In[1]:= Transpose[{{a, b}, {c, d}}]
Out[1]= {{a, c}, {b, d}}
In[2]:= Transpose[{{a, b}, {c, d}}, {1, 1}]
Out[2]= {a, d}
Implementation notes¶
Algorithm. builtin_transpose swaps the levels of a rectangular nested-List array. It
measures the array shape with get_array_dimensions (requiring depth ≥ 2 and rectangularity),
then either uses the default permutation {2, 1, 3, …} (one-argument form swaps the first two
levels) or the explicit permutation given as the second argument. build_transposed recursively
materialises the output array by mapping each output index path back to an input index path
through the permutation and copying the leaf via get_element_at. For a 2-D matrix (list of
rows) this is the ordinary m[i][j] -> m[j][i] swap. Returns NULL (unevaluated) for
non-rectangular or non-List inputs.

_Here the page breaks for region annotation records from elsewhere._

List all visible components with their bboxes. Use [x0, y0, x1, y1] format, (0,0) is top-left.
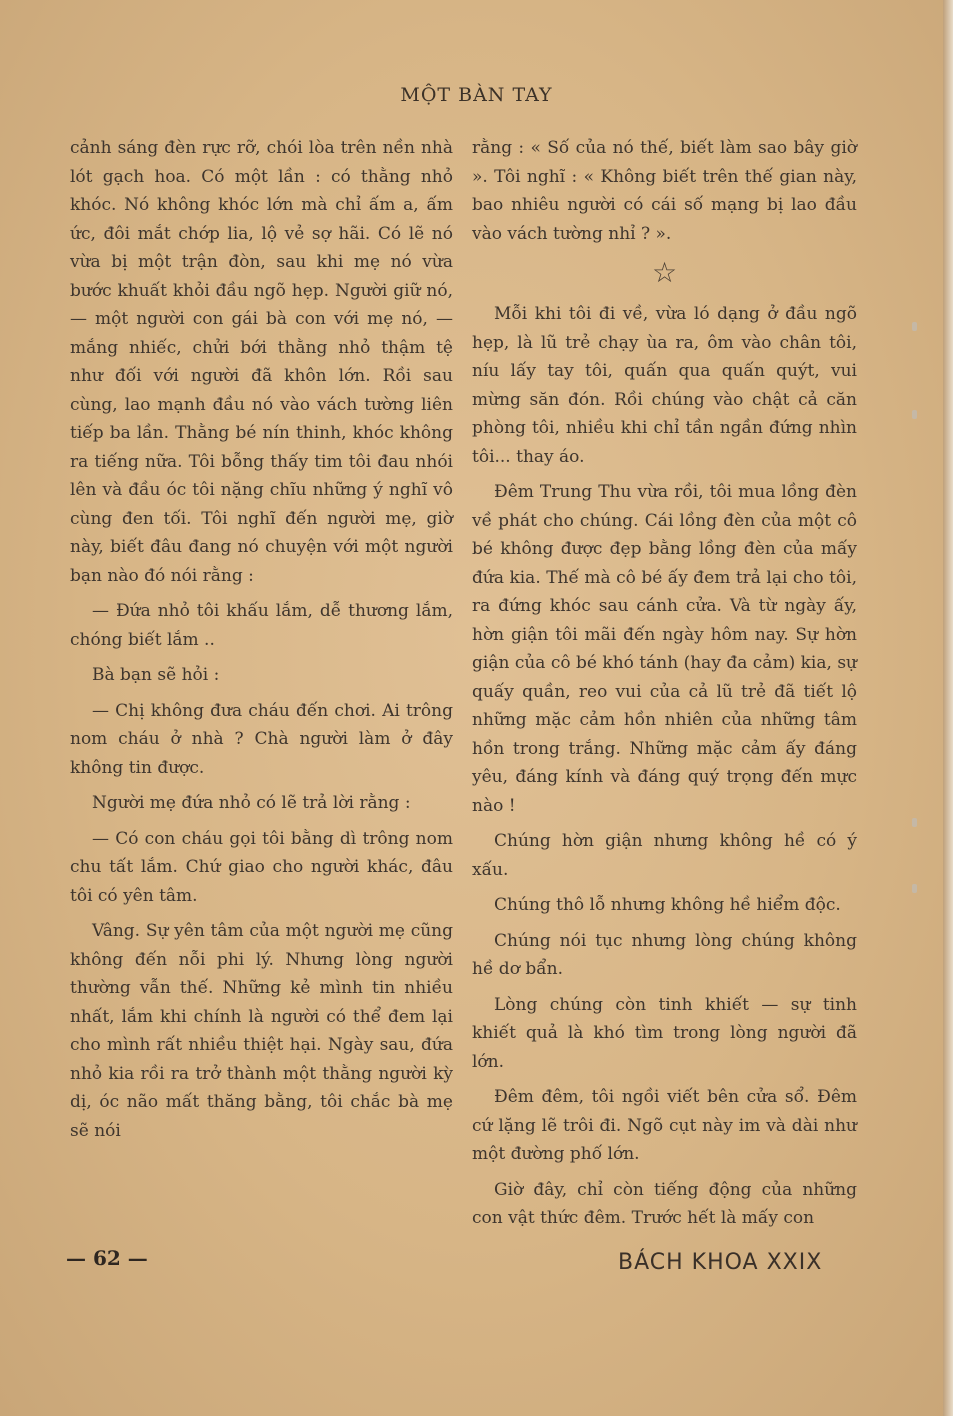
paragraph: Đêm Trung Thu vừa rồi, tôi mua lồng đèn về phát cho chúng. Cái lồng đèn của một cô bé không được đẹp bằng lồng đèn của mấy đứa kia. Thế mà cô bé ấy đem trả lại cho tôi, ra đứng khóc sau cánh cửa. Và từ ngày ấy, hờn giận tôi mãi đến ngày hôm nay. Sự hờn giận của cô bé khó tánh (hay đa cảm) kia, sự quấy quần, reo vui của cả lũ trẻ đã tiết lộ những mặc cảm hồn nhiên của những tâm hồn trong trắng. Những mặc cảm ấy đáng yêu, đáng kính và đáng quý trọng đến mực nào !	[472, 482, 857, 816]
paper-speck	[912, 410, 917, 419]
right-column	[472, 134, 857, 1240]
paragraph: Đêm đêm, tôi ngồi viết bên cửa sổ. Đêm cứ lặng lẽ trôi đi. Ngõ cụt này im và dài như một đường phố lớn.	[472, 1087, 857, 1164]
paragraph: Chúng nói tục nhưng lòng chúng không hề dơ bẩn.	[472, 930, 857, 979]
paper-speck	[912, 884, 917, 893]
paragraph: Lòng chúng còn tinh khiết — sự tinh khiết quả là khó tìm trong lòng người đã lớn.	[472, 994, 857, 1072]
page-edge	[943, 0, 953, 1416]
paragraph: Mỗi khi tôi đi về, vừa ló dạng ở đầu ngõ hẹp, là lũ trẻ chạy ùa ra, ôm vào chân tôi, níu lấy tay tôi, quấn qua quấn quýt, vui mừng săn đón. Rồi chúng vào chật cả căn phòng tôi, nhiều khi chỉ tần ngần đứng nhìn tôi... thay áo.	[472, 304, 857, 467]
paragraph: Chúng thô lỗ nhưng không hề hiểm độc.	[494, 895, 841, 915]
running-header: MỘT BÀN TAY	[400, 84, 553, 106]
paragraph: — Đứa nhỏ tôi khấu lắm, dễ thương lắm, chóng biết lắm ..	[70, 601, 453, 650]
paragraph: Vâng. Sự yên tâm của một người mẹ cũng không đến nỗi phi lý. Nhưng lòng người thường vẫn thế. Những kẻ mình tin nhiều nhất, lắm khi chính là người có thể đem lại cho mình rất nhiều thiệt hại. Ngày sau, đứa nhỏ kia rồi ra trở thành một thằng người kỳ dị, óc não mất thăng bằng, tôi chắc bà mẹ sẽ nói	[70, 921, 453, 1141]
left-column	[70, 134, 453, 1152]
paragraph: Chúng hờn giận nhưng không hề có ý xấu.	[472, 831, 857, 880]
paragraph: — Có con cháu gọi tôi bằng dì trông nom chu tất lắm. Chứ giao cho người khác, đâu tôi có yên tâm.	[70, 828, 453, 906]
paragraph: Giờ đây, chỉ còn tiếng động của những con vật thức đêm. Trước hết là mấy con	[472, 1179, 857, 1228]
page-number: — 62 —	[66, 1246, 148, 1270]
paragraph: Người mẹ đứa nhỏ có lẽ trả lời rằng :	[92, 793, 411, 813]
paragraph: Bà bạn sẽ hỏi :	[92, 665, 220, 685]
magazine-name: BÁCH KHOA XXIX	[618, 1250, 823, 1275]
paragraph: rằng : « Số của nó thế, biết làm sao bây giờ ». Tôi nghĩ : « Không biết trên thế gian này, bao nhiêu người có cái số mạng bị lao đầu vào vách tường nhỉ ? ».	[472, 138, 857, 244]
paper-speck	[912, 818, 917, 827]
paper-speck	[912, 322, 917, 331]
paragraph: — Chị không đưa cháu đến chơi. Ai trông nom cháu ở nhà ? Chà người làm ở đây không tin được.	[70, 700, 453, 778]
paragraph: cảnh sáng đèn rực rỡ, chói lòa trên nền nhà lót gạch hoa. Có một lần : có thằng nhỏ khóc. Nó không khóc lớn mà chỉ ấm a, ấm ức, đôi mắt chớp lia, lộ vẻ sợ hãi. Có lẽ nó vừa bị một trận đòn, sau khi mẹ nó vừa bước khuất khỏi đầu ngõ hẹp. Người giữ nó, — một người con gái bà con với mẹ nó, — mắng nhiếc, chửi bới thằng nhỏ thậm tệ như đối với người đã khôn lớn. Rồi sau cùng, lao mạnh đầu nó vào vách tường liên tiếp ba lần. Thằng bé nín thinh, khóc không ra tiếng nữa. Tôi bỗng thấy tim tôi đau nhói lên và đầu óc tôi nặng chĩu những ý nghĩ vô cùng đen tối. Tôi nghĩ đến người mẹ, giờ này, biết đâu đang nó chuyện với một người bạn nào đó nói rằng :	[70, 138, 453, 586]
star-separator-icon: ☆	[651, 256, 678, 289]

ConjugateTranspose is Conjugate[Transpose[...]].
Protected.- Works only on rectangular arrays.
Transpose[m, {1, 1}]extracts the diagonal of a square matrix.
Attributes: Protected.
Implementation status¶
Stable — documented, exercised by the test suite and/or worked examples, with no known limitations recorded.
References¶
- R. A. Horn and C. R. Johnson, Matrix Analysis, 2nd ed., Cambridge University Press, 2013 — the matrix transpose and index permutations of tensors.
- Source:
src/list.c - Specification:
docs/spec/builtins/structural-manipulation.md
Notes & additional examples¶
Worked examples¶
The Gram matrix A^T . A of a symbolic 2x3 design matrix is symmetric by
construction:
In[1]:= Transpose[{{a, b, c}, {d, e, f}}] . {{a, b, c}, {d, e, f}}
Out[1]= {{a^2 + d^2, a b + d e, a c + d f}, {a b + d e, b^2 + e^2, b c + e f}, {a c + d f, b c + e f, c^2 + f^2}}
For an antisymmetric matrix M = -M^T, the sum M + Transpose[M] vanishes:
In[1]:= m = {{0, 1, 2}, {-1, 0, 3}, {-2, -3, 0}}; m + Transpose[m]
Out[1]= {{0, 0, 0}, {0, 0, 0}, {0, 0, 0}}
Notes¶
With one argument Transpose swaps the first two levels of a list, turning a 2x3 matrix into a 3x2 one. The optional permutation spec generalises this to arbitrary index reorderings of a rectangular array. A repeated index in the spec — {1, 1} in the third example — extracts the corresponding diagonal, here the main diagonal {1, 5, 9} of the 3x3 matrix. The spec must be a permutation of {1, ..., r} where r is the depth of the list.